What Is the GROW Model?

The GROW model is a structured coaching framework originally developed in the 1980s and popularized by Sir John Whitmore in his landmark book Coaching for Performance. It provides managers and coaches with a simple, repeatable structure for guiding meaningful conversations that help people solve problems, set goals, and take action.

GROW stands for: Goal, Reality, Options, Will (or Way Forward).

What makes it powerful is its simplicity. You don't need to be a trained professional coach to use it effectively. Any manager who asks good questions and listens well can apply GROW in everyday 1:1 conversations.

The Four Stages of GROW

G — Goal

Start by establishing what the person wants to achieve from the conversation — and ultimately, what they're working toward. The goal should be specific and owned by the individual, not imposed by the manager.

Useful questions:

  • "What would you like to focus on today?"
  • "What does a successful outcome look like for you?"
  • "By when would you ideally like to achieve this?"

R — Reality

Before exploring solutions, help the person honestly assess their current situation. This stage surfaces facts, identifies obstacles, and builds self-awareness — and it's where many conversations rush past without spending enough time.

Useful questions:

  • "Where are you right now relative to that goal?"
  • "What's already working in your favor?"
  • "What obstacles have you encountered so far?"
  • "What have you tried already?"

O — Options

This is the creative stage. Help the person brainstorm a wide range of possible actions or approaches — without judging or filtering ideas prematurely. The manager's role here is to ask, not advise. Resist the urge to jump in with your solution.

Useful questions:

  • "What options do you see available to you?"
  • "If you had no constraints, what would you try?"
  • "What would you advise a colleague in this situation?"
  • "What's one approach you haven't considered yet?"

W — Will / Way Forward

The final stage converts insight into action. Help the person choose a path and commit to specific, concrete steps. This is where the conversation becomes a plan.

Useful questions:

  • "Which option feels most right to you?"
  • "What will you do, and by when?"
  • "What might get in the way, and how will you handle it?"
  • "On a scale of 1–10, how committed are you to this action?"

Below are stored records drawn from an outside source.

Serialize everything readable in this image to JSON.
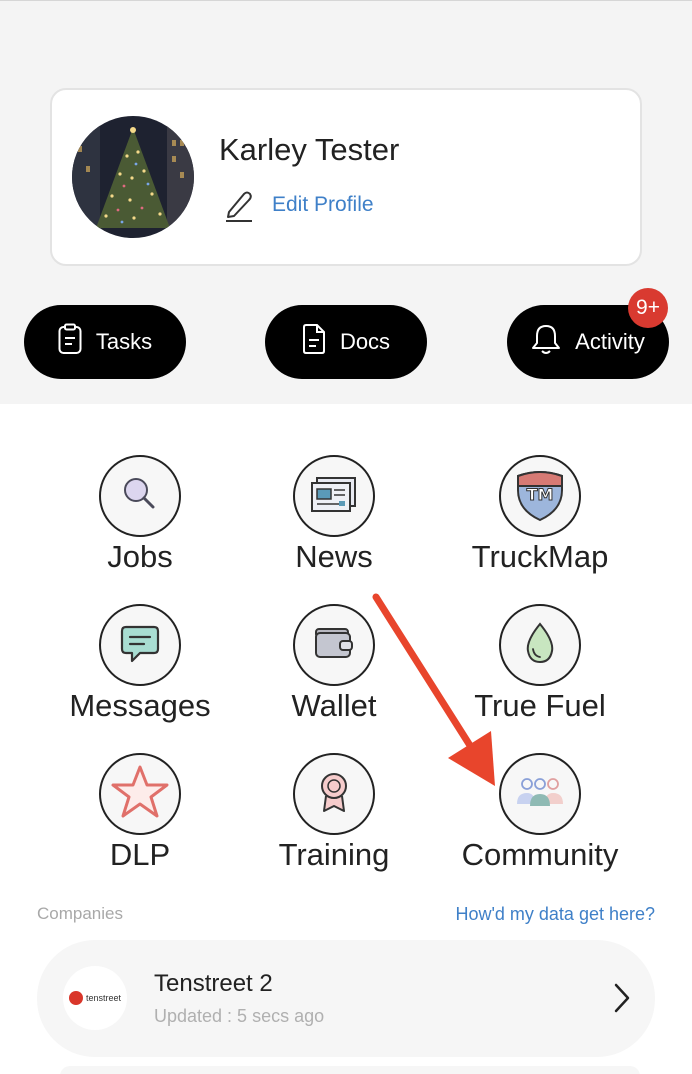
{
  "profile": {
    "name": "Karley Tester",
    "edit_label": "Edit Profile"
  },
  "quick_actions": [
    {
      "label": "Tasks",
      "icon": "clipboard-icon"
    },
    {
      "label": "Docs",
      "icon": "document-icon"
    },
    {
      "label": "Activity",
      "icon": "bell-icon",
      "badge": "9+"
    }
  ],
  "apps": [
    {
      "label": "Jobs",
      "icon": "magnifier-icon"
    },
    {
      "label": "News",
      "icon": "newspaper-icon"
    },
    {
      "label": "TruckMap",
      "icon": "truckmap-shield-icon"
    },
    {
      "label": "Messages",
      "icon": "chat-bubble-icon"
    },
    {
      "label": "Wallet",
      "icon": "wallet-icon"
    },
    {
      "label": "True Fuel",
      "icon": "fuel-drop-icon"
    },
    {
      "label": "DLP",
      "icon": "star-icon"
    },
    {
      "label": "Training",
      "icon": "award-ribbon-icon"
    },
    {
      "label": "Community",
      "icon": "people-group-icon"
    }
  ],
  "companies": {
    "section_label": "Companies",
    "help_link": "How'd my data get here?",
    "items": [
      {
        "name": "Tenstreet 2",
        "updated": "Updated : 5 secs ago",
        "logo_text": "tenstreet"
      }
    ]
  },
  "colors": {
    "accent_blue": "#3f80c8",
    "badge_red": "#d93a30",
    "annotation_arrow": "#e8452c"
  }
}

GROW in Practice: A Quick Example

StageManager Says…
Goal"What's the main thing you'd like to work through today?"
Reality"Walk me through where things stand right now. What's working and what isn't?"
Options"What approaches have you considered? What else is possible?"
Will"What's your first next step, and what do you need to make it happen?"

Common Mistakes When Using GROW

  1. Rushing through Reality: Spending less than five minutes on the current situation leads to solutions that don't address the real problem.
  2. Jumping to Options too fast: Without a clear goal, options are unfocused and overwhelming.
  3. Offering your solution during Options: This undermines ownership. Ask questions; don't suggest answers.
  4. Skipping the commitment check: An action without genuine commitment is just a wish.

Why GROW Works

The GROW model works because it puts the individual at the center of the problem-solving process. When people find their own answers, they're more committed to acting on them. It builds capability over time, reduces dependence on the manager, and creates a culture of self-directed growth.

Use it in your next 1:1 — even informally. You don't need to announce you're "doing GROW." Just follow the structure and let the questions do the work.